Rethinking Relationships: The Liberating Power of Anarchy

Rethinking Connections: The Power of Relationship Anarchy

As I prepared to order a 3-month flower subscription for my friend’s birthday, I realized that gift-giving is a powerful way to show love and care for others. But why do we often reserve this level of thoughtfulness for romantic partners, while our friends and other relationships receive less attention? This got me thinking about the concept of relationship anarchy, a philosophy that challenges traditional societal norms and hierarchies in relationships.

The Hierarchy of Relationships

In today’s society, we’re socialized to believe that family comes first, followed by romantic partners, and then friends. This hierarchy is reinforced by cultural norms, political systems, and even our own internalized beliefs. But what if we questioned this structure and prioritized our relationships based on mutual respect, trust, and value?

Breaking Free from Societal Expectations

Relationship anarchy is about rejecting these predetermined rules and creating more equality across all relationships. It’s about recognizing that every connection that helps us grow and become more authentic deserves parallel levels of care and commitment. By doing so, we can break free from the constraints of societal expectations and forge deeper, more meaningful connections with others.

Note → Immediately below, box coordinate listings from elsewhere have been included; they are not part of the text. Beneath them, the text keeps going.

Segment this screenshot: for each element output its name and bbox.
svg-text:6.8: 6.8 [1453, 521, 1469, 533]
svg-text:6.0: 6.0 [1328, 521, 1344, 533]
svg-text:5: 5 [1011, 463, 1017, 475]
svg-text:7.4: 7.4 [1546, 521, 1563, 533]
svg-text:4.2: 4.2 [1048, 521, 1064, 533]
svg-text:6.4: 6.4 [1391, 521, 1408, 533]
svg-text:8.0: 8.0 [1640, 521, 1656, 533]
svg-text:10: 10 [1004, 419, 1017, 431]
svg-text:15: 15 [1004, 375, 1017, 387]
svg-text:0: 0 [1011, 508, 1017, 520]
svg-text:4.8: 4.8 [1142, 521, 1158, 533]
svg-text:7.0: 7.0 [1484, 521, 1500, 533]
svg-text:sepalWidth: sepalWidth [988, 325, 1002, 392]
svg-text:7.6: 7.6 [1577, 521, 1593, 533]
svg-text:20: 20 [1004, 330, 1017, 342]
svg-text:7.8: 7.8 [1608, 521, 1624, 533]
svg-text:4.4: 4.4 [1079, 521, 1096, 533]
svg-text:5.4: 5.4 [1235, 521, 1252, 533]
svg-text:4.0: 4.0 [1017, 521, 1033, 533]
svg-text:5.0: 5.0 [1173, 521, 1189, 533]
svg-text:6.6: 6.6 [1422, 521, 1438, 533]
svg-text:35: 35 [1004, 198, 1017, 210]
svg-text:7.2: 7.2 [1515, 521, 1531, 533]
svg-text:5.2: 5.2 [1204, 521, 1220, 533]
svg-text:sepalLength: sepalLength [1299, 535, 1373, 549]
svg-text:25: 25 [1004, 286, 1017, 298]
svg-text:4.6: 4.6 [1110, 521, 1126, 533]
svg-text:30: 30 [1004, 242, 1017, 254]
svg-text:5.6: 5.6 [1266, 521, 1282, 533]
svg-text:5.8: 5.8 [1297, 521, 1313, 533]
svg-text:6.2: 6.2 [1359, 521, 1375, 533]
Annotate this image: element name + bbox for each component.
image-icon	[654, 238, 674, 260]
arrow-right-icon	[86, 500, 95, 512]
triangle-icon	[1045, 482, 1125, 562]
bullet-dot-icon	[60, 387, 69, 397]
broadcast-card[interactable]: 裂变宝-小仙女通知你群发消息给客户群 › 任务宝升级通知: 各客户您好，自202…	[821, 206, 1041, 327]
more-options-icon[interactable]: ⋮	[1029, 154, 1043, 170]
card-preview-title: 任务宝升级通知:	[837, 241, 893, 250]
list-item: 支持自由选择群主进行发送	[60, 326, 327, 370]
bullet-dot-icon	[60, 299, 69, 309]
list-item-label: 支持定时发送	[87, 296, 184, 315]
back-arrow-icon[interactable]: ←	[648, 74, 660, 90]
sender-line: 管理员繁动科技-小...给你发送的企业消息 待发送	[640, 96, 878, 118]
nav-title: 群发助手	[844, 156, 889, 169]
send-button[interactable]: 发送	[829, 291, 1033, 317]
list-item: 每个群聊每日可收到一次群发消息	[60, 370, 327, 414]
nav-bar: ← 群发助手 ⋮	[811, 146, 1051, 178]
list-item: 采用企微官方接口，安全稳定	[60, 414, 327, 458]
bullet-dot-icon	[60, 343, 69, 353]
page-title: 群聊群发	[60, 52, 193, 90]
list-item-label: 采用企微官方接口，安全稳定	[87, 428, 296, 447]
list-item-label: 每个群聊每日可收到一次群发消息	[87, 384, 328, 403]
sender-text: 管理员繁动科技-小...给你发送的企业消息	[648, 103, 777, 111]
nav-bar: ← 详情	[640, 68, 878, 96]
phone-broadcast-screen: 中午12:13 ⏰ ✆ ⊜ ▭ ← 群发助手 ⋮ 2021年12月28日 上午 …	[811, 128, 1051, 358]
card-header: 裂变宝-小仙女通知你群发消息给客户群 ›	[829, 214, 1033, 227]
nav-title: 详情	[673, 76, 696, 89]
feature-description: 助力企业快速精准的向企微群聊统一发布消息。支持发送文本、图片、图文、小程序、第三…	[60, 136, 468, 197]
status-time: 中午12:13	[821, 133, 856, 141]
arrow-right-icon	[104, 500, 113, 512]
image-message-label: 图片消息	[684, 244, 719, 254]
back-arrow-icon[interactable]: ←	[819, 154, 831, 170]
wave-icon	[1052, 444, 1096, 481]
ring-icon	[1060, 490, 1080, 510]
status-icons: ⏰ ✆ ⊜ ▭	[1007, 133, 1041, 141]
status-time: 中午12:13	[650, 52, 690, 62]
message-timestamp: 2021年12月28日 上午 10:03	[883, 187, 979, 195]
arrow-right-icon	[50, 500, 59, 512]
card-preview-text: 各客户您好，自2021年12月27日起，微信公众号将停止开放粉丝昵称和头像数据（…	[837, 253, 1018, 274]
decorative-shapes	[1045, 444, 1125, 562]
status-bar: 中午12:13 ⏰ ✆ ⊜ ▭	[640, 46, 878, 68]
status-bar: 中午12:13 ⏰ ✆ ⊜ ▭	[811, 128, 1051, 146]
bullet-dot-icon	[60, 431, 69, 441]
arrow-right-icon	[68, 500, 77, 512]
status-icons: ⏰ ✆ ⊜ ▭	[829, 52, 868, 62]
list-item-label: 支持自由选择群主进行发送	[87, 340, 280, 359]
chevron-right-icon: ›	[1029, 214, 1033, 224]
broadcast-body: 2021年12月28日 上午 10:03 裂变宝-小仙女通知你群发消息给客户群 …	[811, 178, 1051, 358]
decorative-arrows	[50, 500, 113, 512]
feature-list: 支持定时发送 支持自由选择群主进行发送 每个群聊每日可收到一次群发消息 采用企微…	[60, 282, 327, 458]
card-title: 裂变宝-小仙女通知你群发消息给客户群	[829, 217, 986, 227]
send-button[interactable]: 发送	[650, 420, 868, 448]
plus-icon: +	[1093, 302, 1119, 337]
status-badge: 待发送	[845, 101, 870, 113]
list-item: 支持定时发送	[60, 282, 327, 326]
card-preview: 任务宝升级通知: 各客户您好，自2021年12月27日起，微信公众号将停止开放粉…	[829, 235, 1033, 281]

Core Values of Relationship Anarchy

According to Katie Heaney at The Cut, relationship anarchists share several core values, including:

  • Non-hierarchical relationships, where all connections hold equal value
  • Descriptionist relationships, where there are no built-in prescriptions for what a relationship must look like
  • Non-monogamous relationships, where romantic and sexual connections can exist outside traditional norms
  • Platonic intimacy, where friendships and other relationships are valued equally

Practicing Relationship Anarchy

So, how can we start to dissolve relationship hierarchies and adopt a more anarchist approach? Here are some steps to consider:

  1. Recognize Your People: Identify the connections that are most important to you and want to deepen. Ask yourself, “Who do I want to invest in?”
  2. Define Your Bucket: Imagine your relationship as a bucket that you can put things into (and take things out of). What do you want your bucket to contain? What do you want to relieve your bucket of?
  3. Reallocate Your Resources: Revisit what you have to offer and redistribute those resources based on the needs of each relationship. Who needs daily text communication, monthly FaceTime check-ins, or emotional support?

A Daily Practice

Relationship anarchy is a daily practice that requires radical honesty, creativity, and a willingness to reassess and adapt. By embracing this philosophy, we can cultivate deeper, more authentic connections with others and ourselves.

As I reflect on the upcoming holiday season, I’m grateful for the opportunity to spread joy and validation to others through thoughtful gifts and gestures. And I’m thankful for discovering relationship anarchy, which invites me to invest in others in ways that align with my values.